Nada mejor que dar inicio al presente artículo con unas sabias palabras del gran realizador Alexander Mackendrick (1912-1993), recogidas en su fundamental Hacer cine, manual de escritura y realización cinematográfica (On Film Making, an Introduction to the Craft of the Director, 2004; Alba Editorial, 2023). Resulta un tanto paradójico que el cine sea, por un lado, el más realista de todos los medios y que, por otro, tenga esa enorme capacidad para representar lo irreal, lo fantástico y lo onírico (Verosimilitud y suspensión voluntaria de la incredulidad).
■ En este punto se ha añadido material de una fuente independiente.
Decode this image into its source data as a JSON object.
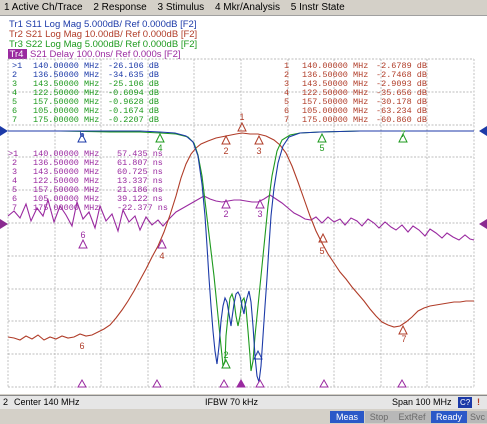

Descubrí a François Truffaut (1932-1984), como tantos otros, a
través de su personaje de ufólogo francés en Encuentros en la tercera fase (Close Encounters of the Third Kind, Steven Spielberg, 1977), siendo un niño. Poco después
comencé a interesarme por su propio trabajo como director e incluso actor. Con
el tiempo andaba yo por la Universidad de Filosofía y Letras de Granada, en cuya
hemeroteca y videoteca, situada por aquella época en una planta baja que era lo
más parecido a unos lóbregos, aunque acogedores, sótanos peliculeros (recuerdo
que se accedía por una especie de trampilla en el suelo que daba acceso a
escalera de caracol), reposaba un material gráfico y audiovisual bastante competente,
incluso ancestral. Más tarde, yo mismo elaboraría una revista de cine para la universidad,
en la que abordar las figuras y estilos que más me interesaban, centrados principalmente
en el cine de género clásico, europeo y norteamericano, con contadísimas incursiones
en la actualidad de aquel momento (estábamos en los sosos años noventa).
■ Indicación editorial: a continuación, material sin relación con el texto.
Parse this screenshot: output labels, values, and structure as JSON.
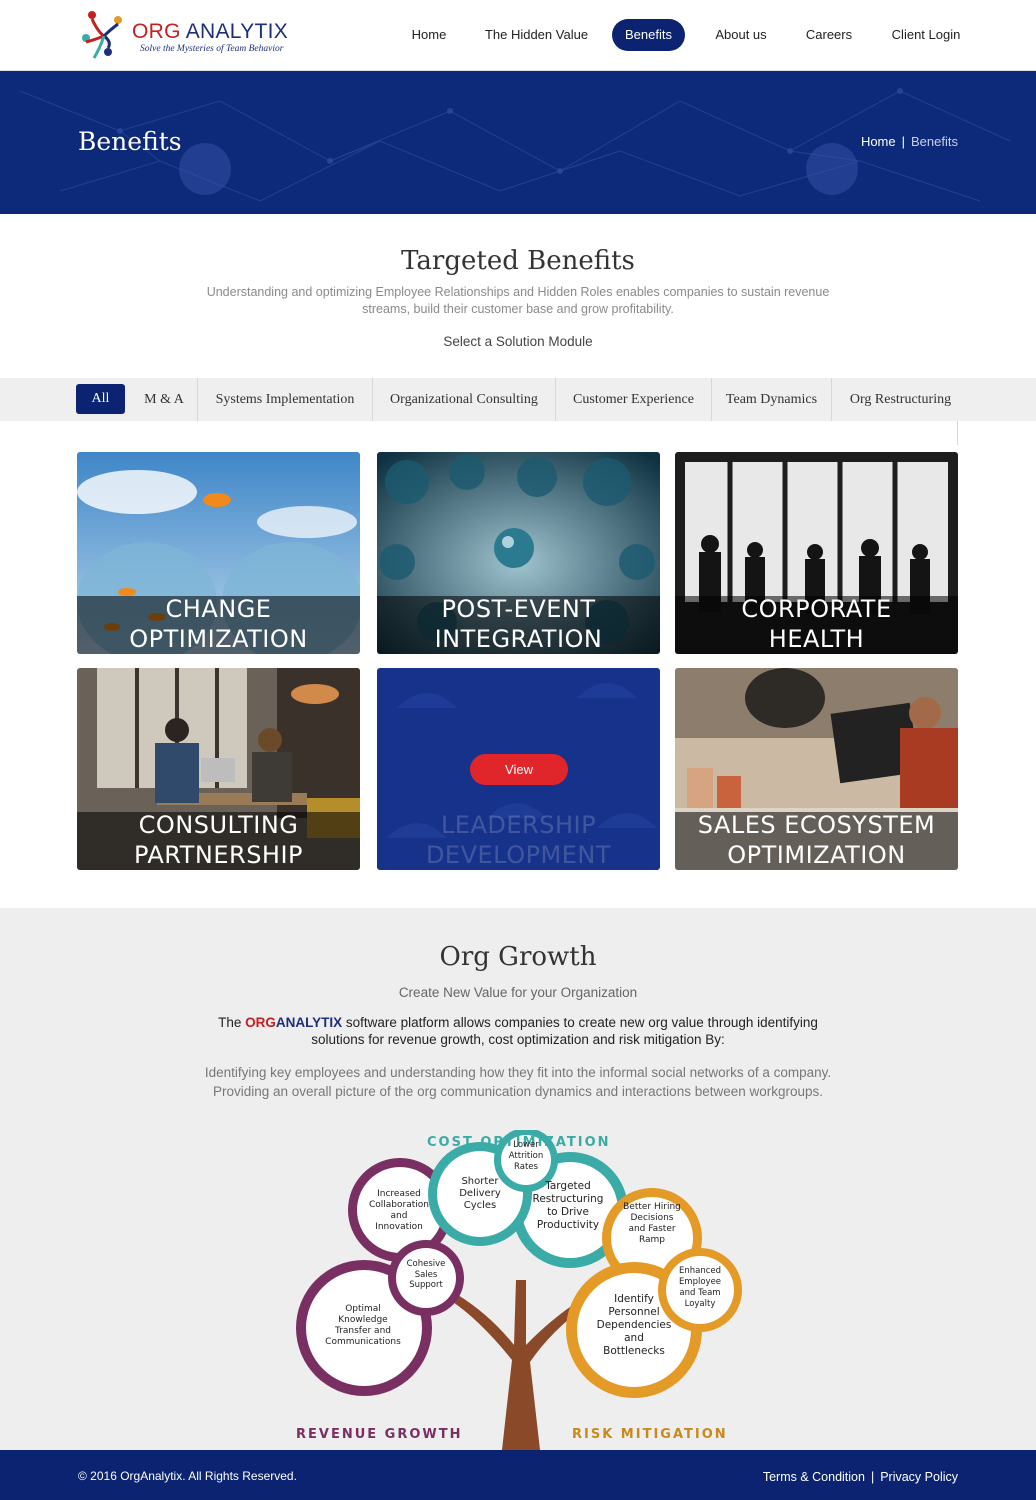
{
  "header": {
    "logo": {
      "brand_a": "ORG",
      "brand_b": " ANALYTIX",
      "tagline": "Solve the Mysteries of Team Behavior"
    },
    "nav": [
      "Home",
      "The Hidden Value",
      "Benefits",
      "About us",
      "Careers",
      "Client Login"
    ],
    "active_nav": "Benefits"
  },
  "banner": {
    "title": "Benefits",
    "breadcrumb_home": "Home",
    "breadcrumb_sep": "|",
    "breadcrumb_current": "Benefits"
  },
  "targeted": {
    "title": "Targeted Benefits",
    "text": "Understanding and optimizing Employee Relationships and Hidden Roles enables companies to sustain revenue streams, build their customer base and grow profitability.",
    "subtitle": "Select a Solution Module"
  },
  "filters": [
    "All",
    "M & A",
    "Systems Implementation",
    "Organizational Consulting",
    "Customer Experience",
    "Team Dynamics",
    "Org Restructuring"
  ],
  "cards": [
    {
      "label": "CHANGE\nOPTIMIZATION"
    },
    {
      "label": "POST-EVENT\nINTEGRATION"
    },
    {
      "label": "CORPORATE\nHEALTH"
    },
    {
      "label": "CONSULTING\nPARTNERSHIP"
    },
    {
      "label": "LEADERSHIP\nDEVELOPMENT",
      "button": "View"
    },
    {
      "label": "SALES ECOSYSTEM\nOPTIMIZATION"
    }
  ],
  "growth": {
    "title": "Org Growth",
    "subtitle": "Create New Value for your Organization",
    "para1_pre": "The ",
    "para1_org": "ORG",
    "para1_analytix": "ANALYTIX",
    "para1_post": " software platform allows companies to create new org value through identifying solutions for revenue growth, cost optimization and risk mitigation By:",
    "para2_line1": "Identifying key employees and understanding how they fit into the informal social networks of a company.",
    "para2_line2": "Providing an overall picture of the org communication dynamics and interactions between workgroups.",
    "diagram": {
      "cost_label": "COST OPTIMIZATION",
      "revenue_label": "REVENUE GROWTH",
      "risk_label": "RISK MITIGATION",
      "bubbles": {
        "lower_attrition": "Lower\nAttrition\nRates",
        "shorter_delivery": "Shorter\nDelivery\nCycles",
        "targeted_restructuring": "Targeted\nRestructuring\nto Drive\nProductivity",
        "increased_collab": "Increased\nCollaboration\nand\nInnovation",
        "cohesive_sales": "Cohesive\nSales\nSupport",
        "optimal_knowledge": "Optimal\nKnowledge\nTransfer and\nCommunications",
        "better_hiring": "Better Hiring\nDecisions\nand Faster\nRamp",
        "enhanced_employee": "Enhanced\nEmployee\nand Team\nLoyalty",
        "identify_personnel": "Identify\nPersonnel\nDependencies\nand\nBottlenecks"
      },
      "colors": {
        "teal": "#3aaba6",
        "purple": "#7a2f63",
        "orange": "#e39a26",
        "trunk": "#8a4a2a"
      }
    }
  },
  "footer": {
    "copyright": "© 2016 OrgAnalytix. All Rights Reserved.",
    "terms": "Terms & Condition",
    "sep": "|",
    "privacy": "Privacy Policy"
  }
}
Recuerdo que me dio por Ingmar Bergman (1918-2007),
pero ya se me ha pasado. En cualquier caso, lo toleraba mejor que a Godard
(1930-2022), y lo alternaba con Julien Duvivier
(1896-1967), John Frankenheimer (1930-2002) o John Ford (1894-1973), que es lo sensato. Y ya que no
me iba a dedicar al cine de una forma más directa (tampoco muchos de los que se
afanan en él lo hacen), entre otras cosas porque los libros también me reclamaban
a voces, al menos decidí divulgarlo lo mejor que pudiera. Y por cierto, que las
señales de aquel acceso a la antigua hemeroteca aún son visibles a los ojos más
atentos, pese a estar cegado desde hace décadas.
Es difícil
de explicar, cuando amas y te identificas con algo que, sin rentarte
precisamente, antepones a consideraciones que todo el mundo estimaría
preferentes. Godard acertó, justo es reconocerlo, cuando aseguró que el cine era
la realidad a veinticuatro fotogramas por segundo. Y Truffaut, al asumir que el cine no constituye una ventana al mundo,
sino un escondite; cuanto más restringido es nuestro universo, más facilidad
tenemos para resumir este mundo dentro de la pantalla. Lo complicado es elegir,
ya que todavía es más difícil rechazar lo que no se conoce y no se quiere
utilizar, que asimilar todo lo que se puede aprender (El realizador, aquel que no puede quejarse,
contenido en el volumen El placer de la
mirada [Le plaisir des yeux,
1987; Paidós, Col. La memoria del cine,
1999).
La noche americana (La nuit américaine, Les
films du Carrosse-Warner Bros., 1973) está dedicada a
dos actrices del cine mudo, significativas de su desarrollo, las hermanas Lilian
(1893-1993) y Dorothy Gish (1898-1968). En definitiva, a los cimientos de lo
que hoy es, o ha venido siendo, el séptimo arte. La película logró la codiciada estatuilla al mejor film
extranjero, y el premio BAFTA, en
sus correspondientes ediciones de 1974. Pertenece a un género muy particular y querido
por los aficionados, el del cine dentro del cine, en el que se inscriben, no de
forma pura, pues como todo género no queda exento de mixturas, títulos tan
emblemáticos como Loquilandia (Hellzapoppin, H.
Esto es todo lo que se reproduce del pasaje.